Inspired by André Bjerke’s 1942 novel Lake of the Damned, which was adapted to screen in 1958 and became one of Norway’s most regarded horror films, Lake of Death reinvents the story with the horror fan in mind. Written and directed by Nini Bull Robsahm (Amnesia), the plot follows Lillian, a guilt and grief-stricken woman that returns to her family’s cabin with her friends one year after her twin brother Bjørn disappeared into the lake. Lillian is meant to find closure, surrounded by friends, but the lake’s mysterious history and folklore cause the lines between reality and fantasy to blur. As strange events begin to occur, paranoia sets in as the group become unsure if Lillian’s sleepwalking is turning nightmarish or if there’s something much more sinister and supernatural to blame.
It’s evident nearly straightaway that Robsahm is an avid genre fan; it permeates everything. Lillian’s friends crack jokes about Misery and A Nightmare on Elm Street. The production design, right down to the radio that’s later hacked to bits with an ax, is informed by genre classics. Lake of Death feels like a patchwork of horror, aesthetically. Narratively, that works to subvert viewer expectations. Robsahm often attempts to use familiar tropes as a weapon to keep you guessing, and while it doesn’t always work, it does keep things exciting and engaging.

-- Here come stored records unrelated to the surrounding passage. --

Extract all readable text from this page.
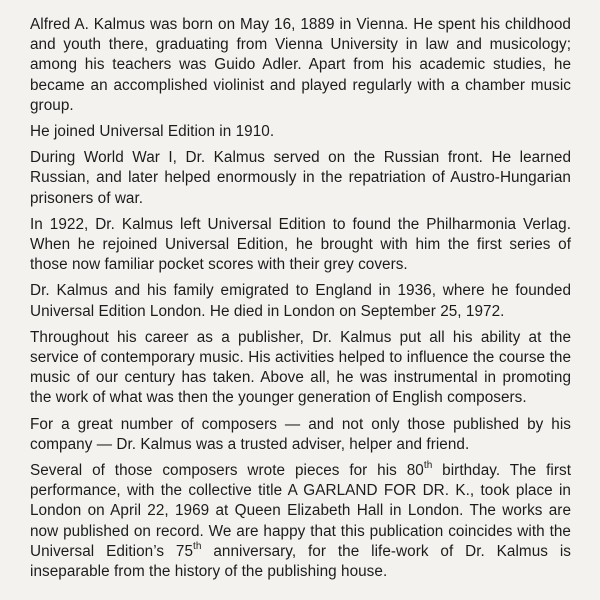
Alfred A. Kalmus was born on May 16, 1889 in Vienna. He spent his childhood and youth there, graduating from Vienna University in law and musicology; among his teachers was Guido Adler. Apart from his academic studies, he became an accomplished violinist and played regularly with a chamber music group.

He joined Universal Edition in 1910.

During World War I, Dr. Kalmus served on the Russian front. He learned Russian, and later helped enormously in the repatriation of Austro-Hungarian prisoners of war.

In 1922, Dr. Kalmus left Universal Edition to found the Philharmonia Verlag. When he rejoined Universal Edition, he brought with him the first series of those now familiar pocket scores with their grey covers.

Dr. Kalmus and his family emigrated to England in 1936, where he founded Universal Edition London. He died in London on September 25, 1972.

Throughout his career as a publisher, Dr. Kalmus put all his ability at the service of contemporary music. His activities helped to influence the course the music of our century has taken. Above all, he was instrumental in promoting the work of what was then the younger generation of English composers.

For a great number of composers — and not only those published by his company — Dr. Kalmus was a trusted adviser, helper and friend.

Several of those composers wrote pieces for his 80th birthday. The first performance, with the collective title A GARLAND FOR DR. K., took place in London on April 22, 1969 at Queen Elizabeth Hall in London. The works are now published on record. We are happy that this publication coincides with the Universal Edition’s 75th anniversary, for the life-work of Dr. Kalmus is inseparable from the history of the publishing house.
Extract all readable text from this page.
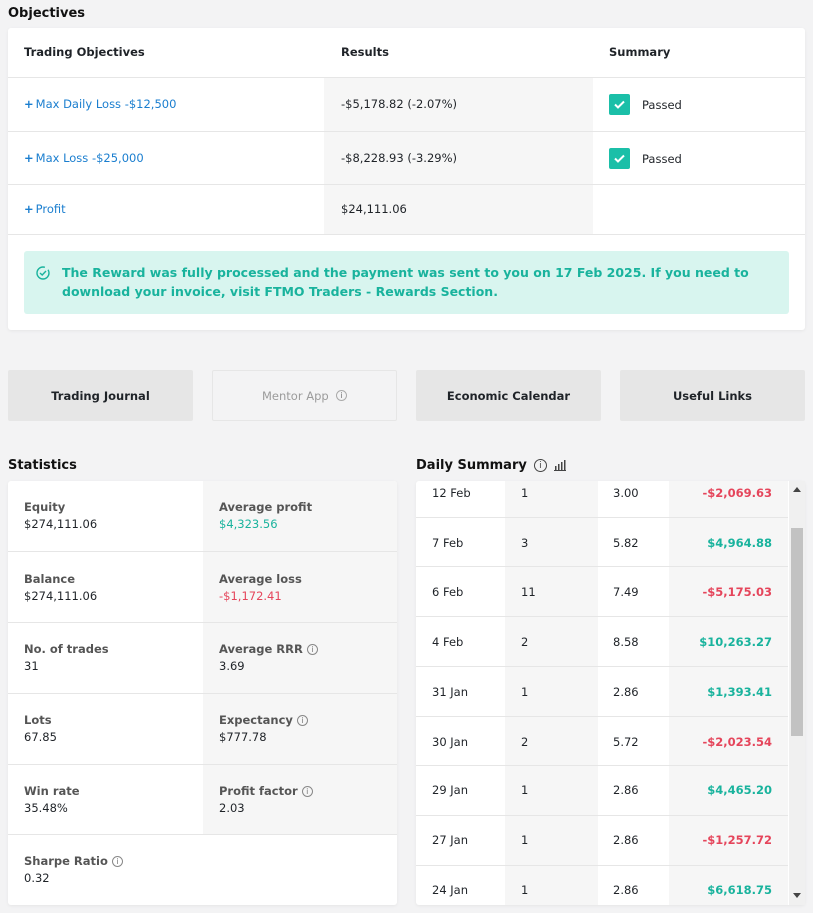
Objectives
Trading Objectives	Results	Summary
+ Max Daily Loss -$12,500	-$5,178.82 (-2.07%)	Passed
+ Max Loss -$25,000	-$8,228.93 (-3.29%)	Passed
+ Profit	$24,111.06
The Reward was fully processed and the payment was sent to you on 17 Feb 2025. If you need to download your invoice, visit FTMO Traders - Rewards Section.
Trading Journal	Mentor App
	i	Economic Calendar	Useful Links
Statistics
Equity
$274,111.06
Average profit
$4,323.56
Balance
$274,111.06
Average loss
-$1,172.41
No. of trades
31
Average RRR	i
3.69
Lots
67.85
Expectancy	i
$777.78
Win rate
35.48%
Profit factor	i
2.03
Sharpe Ratio	i
0.32
Daily Summary	i
12 Feb	1	3.00	-$2,069.63
7 Feb	3	5.82	$4,964.88
6 Feb	11	7.49	-$5,175.03
4 Feb	2	8.58	$10,263.27
31 Jan	1	2.86	$1,393.41
30 Jan	2	5.72	-$2,023.54
29 Jan	1	2.86	$4,465.20
27 Jan	1	2.86	-$1,257.72
24 Jan	1	2.86	$6,618.75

Lake of Death takes a while to build and reveal its brand of horror. It establishes Lillian’s history with the place and the grief that makes her an unreliable narrator, therefore making it not immediately clear if her hallucinations are that of a broken mind or the power of the eerie lake behind the cabin. Once the film shows its hand, though, it fills a satisfying retro void in horror that you didn’t know you’d missed so much – even if some of the beats along the way offer no surprises.
In terms of horror and atmosphere, Lake of Death delivers. In terms of polished story and characters, well, not so much. The actors, led by Lillian’s Iben Akerlie, give everything that’s asked of them and make this group of friends genuinely likable- for the most part- but the script often forces them to make implausible decisions to propel the plot forward. There’s a surprising lack of urgency for this group when danger truly sets in; they should be fleeing into the night or fighting for survival instead of shrugging their shoulders and cozying up by the record player. For all their knowledge of horror movies, none of them bother to notice the red flags. Sure, that’s the genre norm, but it’s at odds with the atmospheric mystery Robsahm spent time crafting.
Visually, it’s gorgeous. The natural landscape enriches the dreamlike quality of the film. It’s well-executed too, which means that Robsahm has assembled an easily digestible horror movie with an engaging retro feel that doesn’t overcomplicate itself. It’s prone to cliched genre pitfalls and silly character choices but entertains nonetheless. Robsahm takes the folkloric, haunting mystery of the source material and infuses it with ‘80s horror style, which likely will ruffle the feathers of the novel and 1958 film’s fans. More excitingly, though, Lake of Death marks a thrilling new entry in Norwegian horror that simultaneously sheds light on an underseen horror classic.
Lake of Death releases on Shudder on July 16, 2020.